Eichman was hung in Israel in 1962.
"Is this a textbook case of bad faith, of lying self-deception combined with outrageous stupidity? Or is it simply the case of the eternally unrepentant criminal (Dostoevski once mentions in his diaries that in Siberia, among scores of murderers, rapists, and burglars, he never met a single man who would admit that he had done wrong) who cannot afford to face reality because his crime has become part and parcel of it?
Yet Eichmann's case is different from that of the ordinary criminal, who can shield himself effectively against the reality of a non-criminal world only within the narrow limits of his gang.

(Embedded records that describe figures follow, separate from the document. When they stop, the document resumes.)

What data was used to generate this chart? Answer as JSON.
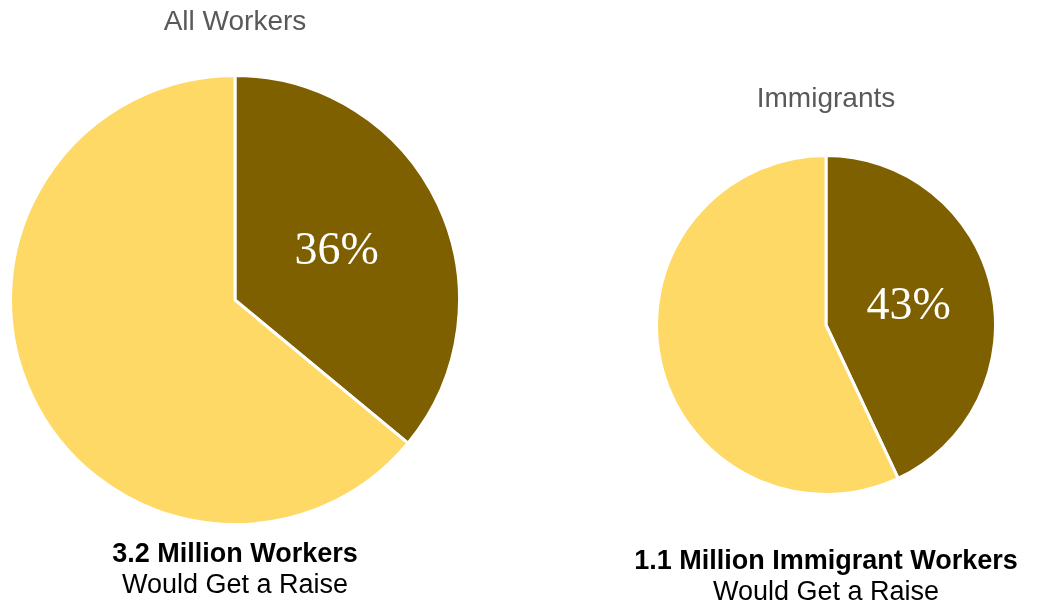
{
  "chart_data": [
    {
      "type": "pie",
      "title": "All Workers",
      "categories": [
        null,
        null
      ],
      "values": [
        36,
        64
      ],
      "colors": [
        "#7f6000",
        "#ffd966"
      ],
      "value_labels": [
        "36%",
        null
      ],
      "legend": false,
      "annotations": [
        "3.2 Million Workers",
        "Would Get a Raise"
      ]
    },
    {
      "type": "pie",
      "title": "Immigrants",
      "categories": [
        null,
        null
      ],
      "values": [
        43,
        57
      ],
      "colors": [
        "#7f6000",
        "#ffd966"
      ],
      "value_labels": [
        "43%",
        null
      ],
      "legend": false,
      "annotations": [
        "1.1 Million Immigrant Workers",
        "Would Get a Raise"
      ]
    }
  ]
}
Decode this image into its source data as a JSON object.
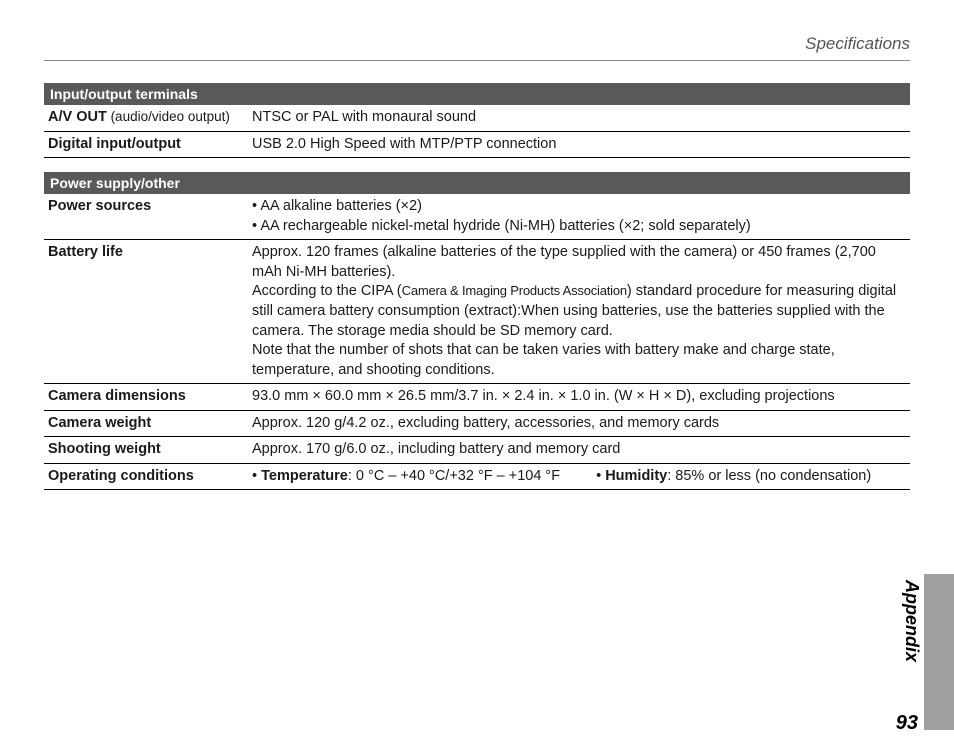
{
  "header": {
    "title": "Specifications"
  },
  "sections": {
    "io": {
      "title": "Input/output terminals",
      "avout_label": "A/V OUT",
      "avout_sub": " (audio/video output)",
      "avout_value": "NTSC or PAL with monaural sound",
      "digital_label": "Digital input/output",
      "digital_value": "USB 2.0 High Speed with MTP/PTP connection"
    },
    "power": {
      "title": "Power supply/other",
      "sources_label": "Power sources",
      "sources_v1": "AA alkaline batteries (×2)",
      "sources_v2": "AA rechargeable nickel-metal hydride (Ni-MH) batteries (×2; sold separately)",
      "batt_label": "Battery life",
      "batt_p1": "Approx. 120 frames (alkaline batteries of the type supplied with the camera) or 450 frames (2,700 mAh Ni-MH batteries).",
      "batt_p2a": "According to the CIPA (",
      "batt_p2b": "Camera & Imaging Products Association",
      "batt_p2c": ") standard procedure for measuring digital still camera battery consumption (extract):When using batteries, use the batteries supplied with the camera.  The storage media should be SD memory card.",
      "batt_p3": "Note that the number of shots that can be taken varies with battery make and charge state, temperature, and shooting conditions.",
      "dim_label": "Camera dimensions",
      "dim_value": "93.0 mm × 60.0 mm × 26.5 mm/3.7 in. × 2.4 in. × 1.0 in. (W × H × D), excluding projections",
      "weight_label": "Camera weight",
      "weight_value": "Approx. 120 g/4.2 oz., excluding battery, accessories, and memory cards",
      "shoot_label": "Shooting weight",
      "shoot_value": "Approx. 170 g/6.0 oz., including battery and memory card",
      "op_label": "Operating conditions",
      "op_temp_k": "Temperature",
      "op_temp_v": ": 0 °C – +40 °C/+32 °F – +104 °F",
      "op_hum_k": "Humidity",
      "op_hum_v": ": 85% or less (no condensation)"
    }
  },
  "side": {
    "tab": "Appendix"
  },
  "footer": {
    "page": "93"
  },
  "colors": {
    "section_bg": "#595959",
    "sidebar_bg": "#a0a0a0",
    "text": "#1a1a1a",
    "header_text": "#555555"
  }
}
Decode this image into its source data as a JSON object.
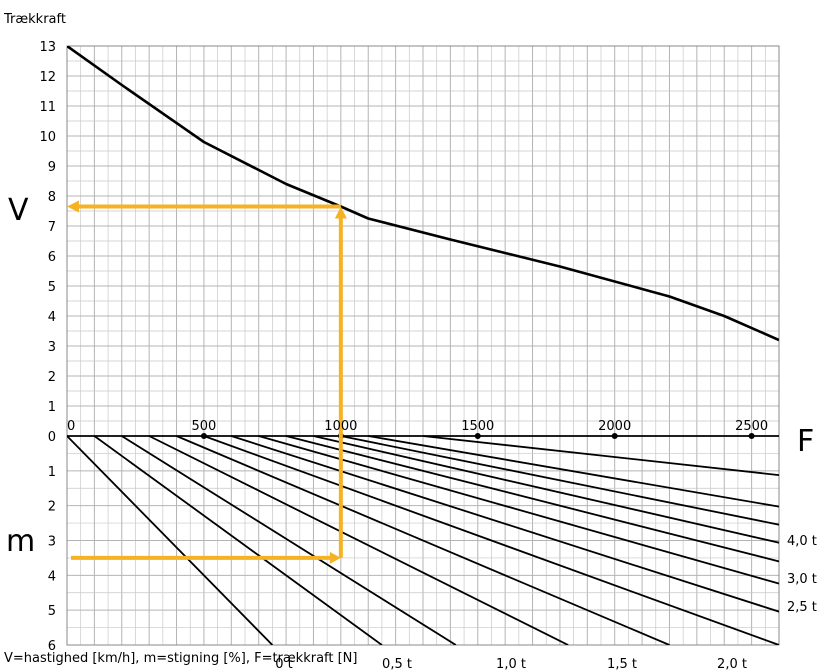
{
  "chart_data": {
    "type": "line",
    "title": "Trækkraft",
    "footer": "V=hastighed [km/h], m=stigning [%], F=trækkraft [N]",
    "upper_axis_label": "V",
    "lower_axis_label": "m",
    "x_axis_label": "F",
    "x_ticks": [
      "0",
      "500",
      "1000",
      "1500",
      "2000",
      "2500"
    ],
    "x_range": [
      0,
      2600
    ],
    "v_ticks": [
      "13",
      "12",
      "11",
      "10",
      "9",
      "8",
      "7",
      "6",
      "5",
      "4",
      "3",
      "2",
      "1",
      "0"
    ],
    "v_range": [
      0,
      13
    ],
    "m_ticks": [
      "1",
      "2",
      "3",
      "4",
      "5",
      "6"
    ],
    "m_range": [
      0,
      6
    ],
    "speed_curve": {
      "x": [
        0,
        200,
        500,
        800,
        1000,
        1100,
        1400,
        1800,
        2200,
        2400,
        2600
      ],
      "y": [
        13,
        11.7,
        9.8,
        8.4,
        7.65,
        7.25,
        6.55,
        5.65,
        4.65,
        4.0,
        3.2
      ]
    },
    "load_lines": [
      {
        "mass": "",
        "f_at_0": 0,
        "f_at_6": 750
      },
      {
        "mass": "",
        "f_at_0": 100,
        "f_at_6": 1150
      },
      {
        "mass": "0 t",
        "f_at_0": 200,
        "f_at_6": 1420
      },
      {
        "mass": "",
        "f_at_0": 300,
        "f_at_6": 1830
      },
      {
        "mass": "0,5 t",
        "f_at_0": 400,
        "f_at_6": 2200
      },
      {
        "mass": "",
        "f_at_0": 500,
        "f_at_6": 2600
      },
      {
        "mass": "1,0 t",
        "f_at_0": 600,
        "f_at_6": 2980
      },
      {
        "mass": "",
        "f_at_0": 700,
        "f_at_6": 3390
      },
      {
        "mass": "1,5 t",
        "f_at_0": 800,
        "f_at_6": 3800
      },
      {
        "mass": "2,0 t",
        "f_at_0": 900,
        "f_at_6": 4230
      },
      {
        "mass": "2,5 t",
        "f_at_0": 1000,
        "f_at_6": 4770
      },
      {
        "mass": "3,0 t",
        "f_at_0": 1100,
        "f_at_6": 5540
      },
      {
        "mass": "4,0 t",
        "f_at_0": 1300,
        "f_at_6": 8250
      }
    ],
    "bottom_mass_labels": [
      "0 t",
      "0,5 t",
      "1,0 t",
      "1,5 t",
      "2,0 t"
    ],
    "right_mass_labels": [
      "4,0 t",
      "3,0 t",
      "2,5 t"
    ],
    "example": {
      "F": 1000,
      "m": 3.5,
      "V": 7.65
    },
    "colors": {
      "curve": "#000000",
      "example": "#f5b324",
      "grid": "#c8c8c8",
      "grid_major": "#b4b4b4"
    }
  }
}
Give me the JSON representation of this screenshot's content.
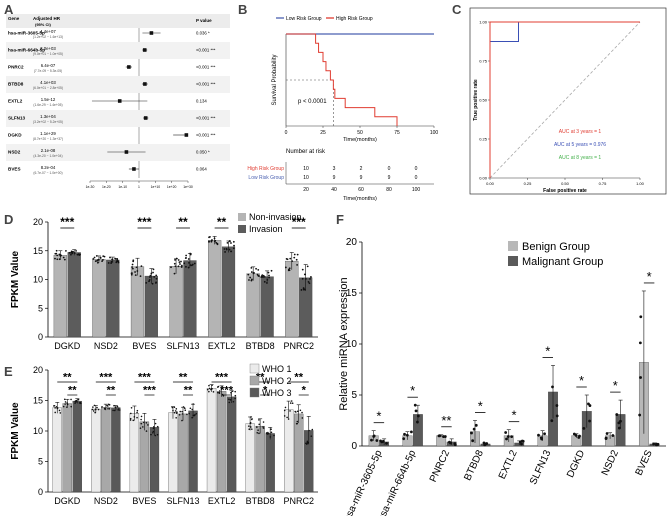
{
  "panel_labels": {
    "a": "A",
    "b": "B",
    "c": "C",
    "d": "D",
    "e": "E",
    "f": "F"
  },
  "chart_data": [
    {
      "id": "A",
      "type": "forest",
      "col_gene": "Gene",
      "col_hr": "Adjusted HR",
      "col_hr_sub": "(95% CI)",
      "col_p": "P value",
      "rows": [
        {
          "gene": "hsa-miR-3605-5p",
          "hr": "4.4e+07",
          "ci": "(1.2e+02 ~ 1.6e+13)",
          "p": "0.036 *",
          "est": 7.6,
          "lo": 2.1,
          "hi": 13.2
        },
        {
          "gene": "hsa-miR-664b-5p",
          "hr": "3.0e+03",
          "ci": "(9.0e+01 ~ 1.0e+05)",
          "p": "<0.001 ***",
          "est": 3.5,
          "lo": 2.0,
          "hi": 5.0
        },
        {
          "gene": "PNRC2",
          "hr": "6.4e-07",
          "ci": "(7.7e-09 ~ 5.3e-05)",
          "p": "<0.001 ***",
          "est": -6.2,
          "lo": -8.1,
          "hi": -4.3
        },
        {
          "gene": "BTBD8",
          "hr": "4.1e+03",
          "ci": "(6.0e+01 ~ 2.8e+05)",
          "p": "<0.001 ***",
          "est": 3.6,
          "lo": 1.8,
          "hi": 5.4
        },
        {
          "gene": "EXTL2",
          "hr": "1.5e-12",
          "ci": "(1.6e-29 ~ 1.4e+05)",
          "p": "0.134",
          "est": -11.8,
          "lo": -28.8,
          "hi": 5.1
        },
        {
          "gene": "SLFN13",
          "hr": "1.3e+04",
          "ci": "(3.2e+02 ~ 5.2e+05)",
          "p": "<0.001 ***",
          "est": 4.1,
          "lo": 2.5,
          "hi": 5.7
        },
        {
          "gene": "DGKD",
          "hr": "1.1e+29",
          "ci": "(8.7e+20 ~ 1.3e+37)",
          "p": "<0.001 ***",
          "est": 29.0,
          "lo": 20.9,
          "hi": 37.1
        },
        {
          "gene": "NSD2",
          "hr": "2.1e-08",
          "ci": "(4.3e-20 ~ 1.0e+04)",
          "p": "0.050 *",
          "est": -7.7,
          "lo": -19.4,
          "hi": 4.0
        },
        {
          "gene": "BVES",
          "hr": "8.2e-04",
          "ci": "(6.7e-07 ~ 1.0e+00)",
          "p": "0.064",
          "est": -3.1,
          "lo": -6.2,
          "hi": 0.0
        }
      ],
      "ticks": [
        "1e-30",
        "1e-20",
        "1e-10",
        "1",
        "1e+10",
        "1e+20",
        "1e+30"
      ],
      "tick_exp": [
        -30,
        -20,
        -10,
        0,
        10,
        20,
        30
      ]
    },
    {
      "id": "B",
      "type": "line",
      "legend": [
        "Low Risk Group",
        "High Risk Group"
      ],
      "colors": {
        "low": "#4a60b0",
        "high": "#e03c31"
      },
      "ylabel": "Survival Probability",
      "xlabel": "Time(months)",
      "xticks": [
        0,
        25,
        50,
        75,
        100
      ],
      "yticks": [
        0.0,
        0.25,
        0.5,
        0.75,
        1.0
      ],
      "xlim": [
        0,
        100
      ],
      "ylim": [
        0,
        1
      ],
      "pvalue": "p < 0.0001",
      "low_curve": [
        [
          0,
          1.0
        ],
        [
          100,
          1.0
        ]
      ],
      "high_curve": [
        [
          0,
          1.0
        ],
        [
          20,
          1.0
        ],
        [
          20,
          0.9
        ],
        [
          22,
          0.9
        ],
        [
          22,
          0.8
        ],
        [
          25,
          0.8
        ],
        [
          25,
          0.7
        ],
        [
          27,
          0.7
        ],
        [
          27,
          0.6
        ],
        [
          30,
          0.6
        ],
        [
          30,
          0.5
        ],
        [
          32,
          0.5
        ],
        [
          32,
          0.4
        ],
        [
          33,
          0.4
        ],
        [
          33,
          0.3
        ],
        [
          40,
          0.3
        ],
        [
          40,
          0.2
        ],
        [
          60,
          0.2
        ],
        [
          60,
          0.1
        ],
        [
          75,
          0.1
        ],
        [
          75,
          0.0
        ]
      ],
      "median_y": 0.5,
      "median_x": 32,
      "risk_title": "Number at risk",
      "risk_rows": [
        {
          "label": "High Risk Group",
          "values": [
            "10",
            "3",
            "2",
            "0",
            "0"
          ]
        },
        {
          "label": "Low Risk Group",
          "values": [
            "10",
            "9",
            "9",
            "9",
            "0"
          ]
        }
      ],
      "risk_xticks": [
        "20",
        "40",
        "60",
        "80",
        "100"
      ],
      "risk_xlabel": "Time(months)"
    },
    {
      "id": "C",
      "type": "line",
      "ylabel": "True positive rate",
      "xlabel": "False positive rate",
      "xticks": [
        0.0,
        0.25,
        0.5,
        0.75,
        1.0
      ],
      "yticks": [
        0.0,
        0.25,
        0.5,
        0.75,
        1.0
      ],
      "xlim": [
        0,
        1
      ],
      "ylim": [
        0,
        1
      ],
      "series": [
        {
          "name": "AUC at 3 years = 1",
          "color": "#e03c31",
          "points": [
            [
              0,
              0
            ],
            [
              0,
              1
            ],
            [
              1,
              1
            ]
          ]
        },
        {
          "name": "AUC at 5 years = 0.976",
          "color": "#3a4fb5",
          "points": [
            [
              0,
              0
            ],
            [
              0,
              0.875
            ],
            [
              0.19,
              0.875
            ],
            [
              0.19,
              1
            ],
            [
              1,
              1
            ]
          ]
        },
        {
          "name": "AUC at 8 years = 1",
          "color": "#43b04a",
          "points": [
            [
              0,
              0
            ],
            [
              0,
              1
            ],
            [
              1,
              1
            ]
          ]
        }
      ]
    },
    {
      "id": "D",
      "type": "bar",
      "ylabel": "FPKM Value",
      "categories": [
        "DGKD",
        "NSD2",
        "BVES",
        "SLFN13",
        "EXTL2",
        "BTBD8",
        "PNRC2"
      ],
      "ylim": [
        0,
        20
      ],
      "yticks": [
        0,
        5,
        10,
        15,
        20
      ],
      "series": [
        {
          "name": "Non-invasion",
          "color": "#b4b4b4",
          "values": [
            14.2,
            13.5,
            12.2,
            12.3,
            16.8,
            11.0,
            13.2
          ],
          "err": [
            0.8,
            0.6,
            1.5,
            1.3,
            0.7,
            1.2,
            1.5
          ]
        },
        {
          "name": "Invasion",
          "color": "#5c5c5c",
          "values": [
            14.7,
            13.4,
            10.6,
            13.3,
            15.7,
            10.5,
            10.3
          ],
          "err": [
            0.5,
            0.5,
            1.3,
            1.2,
            1.0,
            1.0,
            2.3
          ]
        }
      ],
      "sig": [
        "***",
        "",
        "***",
        "**",
        "**",
        "",
        "***"
      ]
    },
    {
      "id": "E",
      "type": "bar",
      "ylabel": "FPKM Value",
      "categories": [
        "DGKD",
        "NSD2",
        "BVES",
        "SLFN13",
        "EXTL2",
        "BTBD8",
        "PNRC2"
      ],
      "ylim": [
        0,
        20
      ],
      "yticks": [
        0,
        5,
        10,
        15,
        20
      ],
      "series": [
        {
          "name": "WHO 1",
          "color": "#ebebeb",
          "values": [
            13.8,
            13.6,
            12.9,
            13.0,
            17.0,
            11.2,
            13.5
          ],
          "err": [
            0.9,
            0.6,
            1.2,
            1.0,
            0.6,
            1.1,
            1.4
          ]
        },
        {
          "name": "WHO 2",
          "color": "#a8a8a8",
          "values": [
            14.5,
            13.9,
            11.5,
            12.8,
            16.5,
            10.8,
            12.8
          ],
          "err": [
            0.7,
            0.5,
            1.4,
            1.1,
            0.9,
            1.2,
            1.5
          ]
        },
        {
          "name": "WHO 3",
          "color": "#595959",
          "values": [
            14.9,
            13.8,
            10.6,
            13.3,
            15.6,
            9.6,
            10.1
          ],
          "err": [
            0.4,
            0.4,
            1.3,
            1.1,
            1.0,
            1.0,
            2.3
          ]
        }
      ],
      "sig_rows": [
        [
          "**",
          "***",
          "***",
          "**",
          "***",
          "**",
          "**"
        ],
        [
          "**",
          "**",
          "***",
          "**",
          "***",
          "*",
          "*"
        ]
      ]
    },
    {
      "id": "F",
      "type": "bar",
      "ylabel": "Relative miRNA expression",
      "categories": [
        "hsa-miR-3605-5p",
        "hsa-miR-664b-5p",
        "PNRC2",
        "BTBD8",
        "EXTL2",
        "SLFN13",
        "DGKD",
        "NSD2",
        "BVES"
      ],
      "ylim": [
        0,
        20
      ],
      "yticks": [
        0,
        5,
        10,
        15,
        20
      ],
      "series": [
        {
          "name": "Benign Group",
          "color": "#b8b8b8",
          "values": [
            1.0,
            1.0,
            1.0,
            1.4,
            1.0,
            1.0,
            1.0,
            1.0,
            8.2
          ],
          "err": [
            0.5,
            0.4,
            0.1,
            1.1,
            0.6,
            0.5,
            0.2,
            0.3,
            7.0
          ]
        },
        {
          "name": "Malignant Group",
          "color": "#5a5a5a",
          "values": [
            0.4,
            3.1,
            0.4,
            0.2,
            0.3,
            5.3,
            3.4,
            3.1,
            0.2
          ],
          "err": [
            0.3,
            0.9,
            0.3,
            0.1,
            0.2,
            2.6,
            1.6,
            1.4,
            0.1
          ]
        }
      ],
      "sig": [
        "*",
        "*",
        "**",
        "*",
        "*",
        "*",
        "*",
        "*",
        "*"
      ]
    }
  ]
}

Eichmann needed only to recall the past in order to feel assured that he was not lying and that he was not deceiving himself, for he and the world he lived in had once been in perfect harmony. And that German society of eighty million people had been shielded against reality and factuality by exactly the same means, the same self-deception, lies, and stupidity that had now become ingrained in Eichmann's mentality.
These lies changed from year to year, and they frequently contradicted each other; moreover, they were not necessarily the same for the various branches of the Party hierarchy or the people at large. But the practice of self deception had become so common, almost a moral prerequisite for survival, that even now, eighteen years after the collapse of the Nazi regime, when most of the specific content of its lies has been forgotten, it is sometimes difficult not to believe that mendacity has become an integral part of the German national character.
During the war, the lie most effective with the whole of the German people was the slogan of "the battle of destiny for the German people" [der Schicksalskampf des deutschen Volkes], coined either by Hitler or by Goebbels, which made self-deception easier on three counts: it suggested, first, that the war was no war; second, that it was started by destiny and not by Germany; and, third, that it was a matter of life and death for the Germans, who must annihilate their enemies or be annihilated.
Eichmann's astounding willingness, in Argentina as well as in, Jerusalem, to admit his crimes was due less to his own criminal capacity for self-deception than to the aura of systematic mendacity that had constituted the general, and generally accepted, atmosphere of the Third Reich.
"Of course" he had played a role in the extermination of the Jews; of course if he "had not transported them, they would not have been delivered to the butcher." "What," he asked, "is there to 'admit'?"
Now, he proceeded, he "would like to find peace with [his] former enemies"…
…This outrageous cliché was no longer issued to them from above, it was a self-fabricated stock phrase, as devoid of reality as those clichés by which the people had lived for twelve years; and you could almost see what an "extraordinary sense of elation" it gave to the speaker the moment it popped out of his mouth.
Eichmann's mind was filled to the brim with such sentences."